Title: MONITORING THE MICROBIAL CONTAMINATION OF BEEF CARCASS TISSUE WITH A RAPID CHROMOGENIC LIMULUS AMOEBOCYTE LYSATE ENDPOINT ASSAY

Author
item Siragusa, Gregory
item Kang, Dong Hyun
item CUTTER, CATHERINE

Submitted to: Letters in Applied Microbiology
Publication Type: Peer Reviewed Journal
Publication Acceptance Date: 5/25/2000
Publication Date: N/A
Citation: N/A

Interpretive Summary: A modified version of a commercially available color test for fecal bacteria was validated as a means of rapidly gauging levels of beef carcass microbial contamination. The assay, known as the Limulus Amoebocyte Lysate (LAL) test, requires 16 minutes to perform and functions on carcass tissues that are either fresh from the slaughter floor (approximately 30 deg C to 37 deg C) or that have been chilled (approximately 4 deg C). This assay predicted non-specific microbial load (both non-pathogenic and potentially pathogenic aerobic bacteria) of a beef carcass down to approximately 100 per square centimeter at a high level of agreement with the standard 24 hour plate count procedure.
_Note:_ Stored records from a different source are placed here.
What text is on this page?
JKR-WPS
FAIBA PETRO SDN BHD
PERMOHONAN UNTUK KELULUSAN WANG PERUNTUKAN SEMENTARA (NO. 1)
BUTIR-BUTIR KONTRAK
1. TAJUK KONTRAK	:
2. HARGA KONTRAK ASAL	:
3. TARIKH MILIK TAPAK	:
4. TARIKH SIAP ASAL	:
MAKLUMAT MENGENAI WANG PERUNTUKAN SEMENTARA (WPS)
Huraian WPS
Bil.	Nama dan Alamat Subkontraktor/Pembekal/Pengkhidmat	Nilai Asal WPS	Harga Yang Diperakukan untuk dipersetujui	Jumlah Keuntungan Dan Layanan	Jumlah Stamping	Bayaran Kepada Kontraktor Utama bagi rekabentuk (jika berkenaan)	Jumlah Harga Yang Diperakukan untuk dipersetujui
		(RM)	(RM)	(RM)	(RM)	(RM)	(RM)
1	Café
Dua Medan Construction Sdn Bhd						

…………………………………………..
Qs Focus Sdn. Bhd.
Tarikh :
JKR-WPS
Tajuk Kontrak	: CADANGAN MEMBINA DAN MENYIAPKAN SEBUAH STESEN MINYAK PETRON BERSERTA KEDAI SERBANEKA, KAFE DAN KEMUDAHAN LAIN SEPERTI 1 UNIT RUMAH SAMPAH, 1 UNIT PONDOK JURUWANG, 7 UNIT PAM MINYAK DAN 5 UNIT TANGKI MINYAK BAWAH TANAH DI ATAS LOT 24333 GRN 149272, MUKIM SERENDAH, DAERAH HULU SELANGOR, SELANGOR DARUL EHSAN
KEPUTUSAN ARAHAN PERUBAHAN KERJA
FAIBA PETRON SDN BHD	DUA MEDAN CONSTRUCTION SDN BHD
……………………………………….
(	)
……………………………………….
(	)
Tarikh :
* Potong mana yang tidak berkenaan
This assay requires no instrumentation other than a 37 deg C incubator and is applicable to processors wishing to rapidly assess microbial levels of carcasses during processing.
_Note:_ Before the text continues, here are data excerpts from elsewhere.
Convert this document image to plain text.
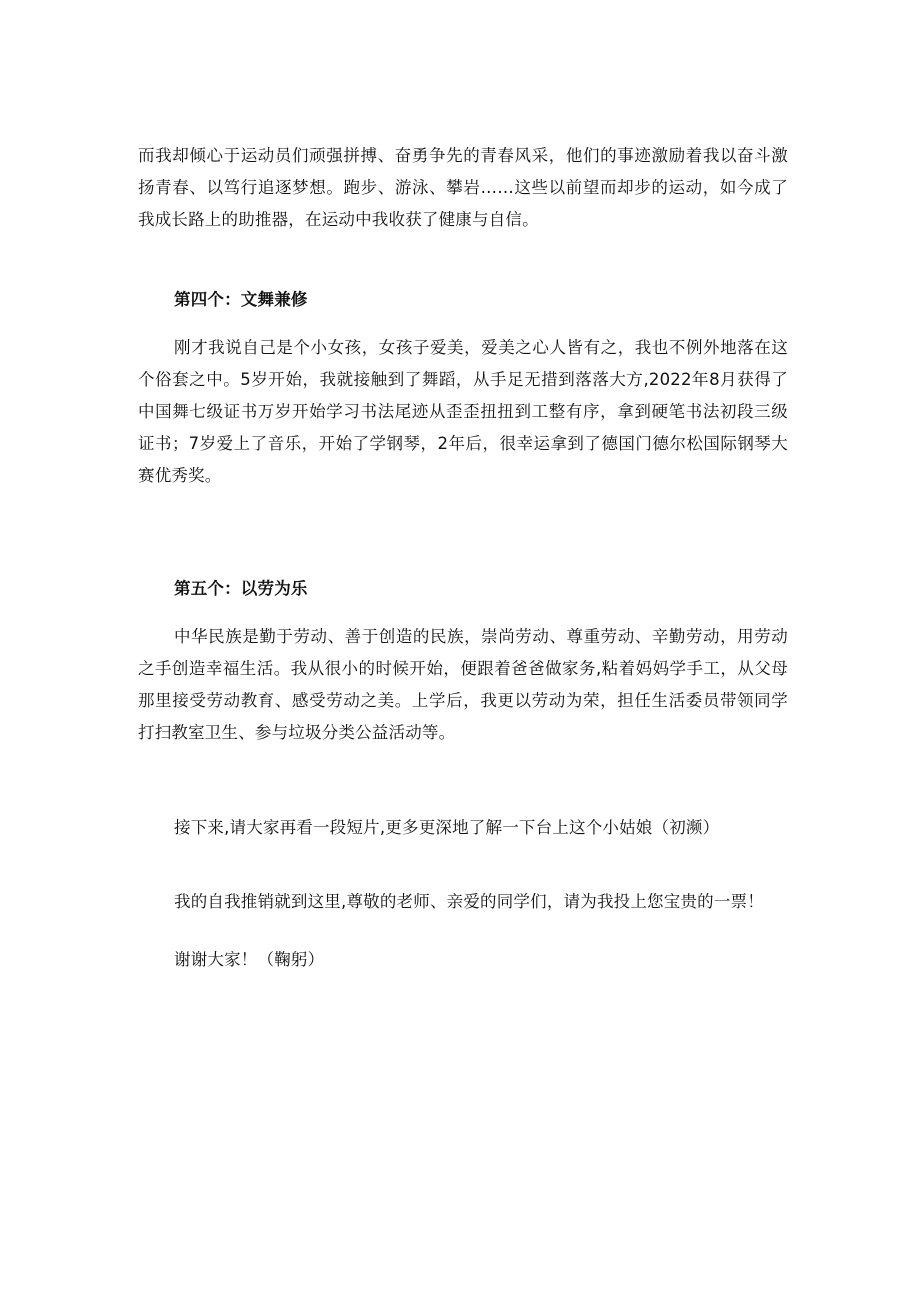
而我却倾心于运动员们顽强拼搏、奋勇争先的青春风采，他们的事迹激励着我以奋斗激扬青春、以笃行追逐梦想。跑步、游泳、攀岩……这些以前望而却步的运动，如今成了我成长路上的助推器，在运动中我收获了健康与自信。

第四个：文舞兼修

刚才我说自己是个小女孩，女孩子爱美，爱美之心人皆有之，我也不例外地落在这个俗套之中。5岁开始，我就接触到了舞蹈，从手足无措到落落大方,2022年8月获得了中国舞七级证书万岁开始学习书法尾迹从歪歪扭扭到工整有序，拿到硬笔书法初段三级证书；7岁爱上了音乐，开始了学钢琴，2年后，很幸运拿到了德国门德尔松国际钢琴大赛优秀奖。

第五个：以劳为乐

中华民族是勤于劳动、善于创造的民族，崇尚劳动、尊重劳动、辛勤劳动，用劳动之手创造幸福生活。我从很小的时候开始，便跟着爸爸做家务,粘着妈妈学手工，从父母那里接受劳动教育、感受劳动之美。上学后，我更以劳动为荣，担任生活委员带领同学打扫教室卫生、参与垃圾分类公益活动等。

接下来,请大家再看一段短片,更多更深地了解一下台上这个小姑娘（初濒）

我的自我推销就到这里,尊敬的老师、亲爱的同学们，请为我投上您宝贵的一票！

谢谢大家！（鞠躬）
Technical Abstract: A chromogenic Limulus amoebocyte lysate (LAL) endpoint assay was found to be an accurate and rapid means to gauge levels of beef carcass microbial contamination within 10 min. The assay demonstrated a high correlation with the total mesophilic bacterial and coliform surface populations from inoculated beef carcass surface tissues. This assay was tested on a set of actual beef carcass surface samples (n = 121) demonstrating the utility of the chromogenic LAL test as a means to monitor carcass microbial contamination in a near real time fashion. Classifying the chromogenic LAL results into four contamination groups was found to be a sound means of utilizing the resultant chromogenic LAL data for detecting carcasses with high levels of microbial contamination. For beef carcass testing, this assay can be used with no instrumentation other than the required 37 deg C incubator and, as an option, a microplate reader.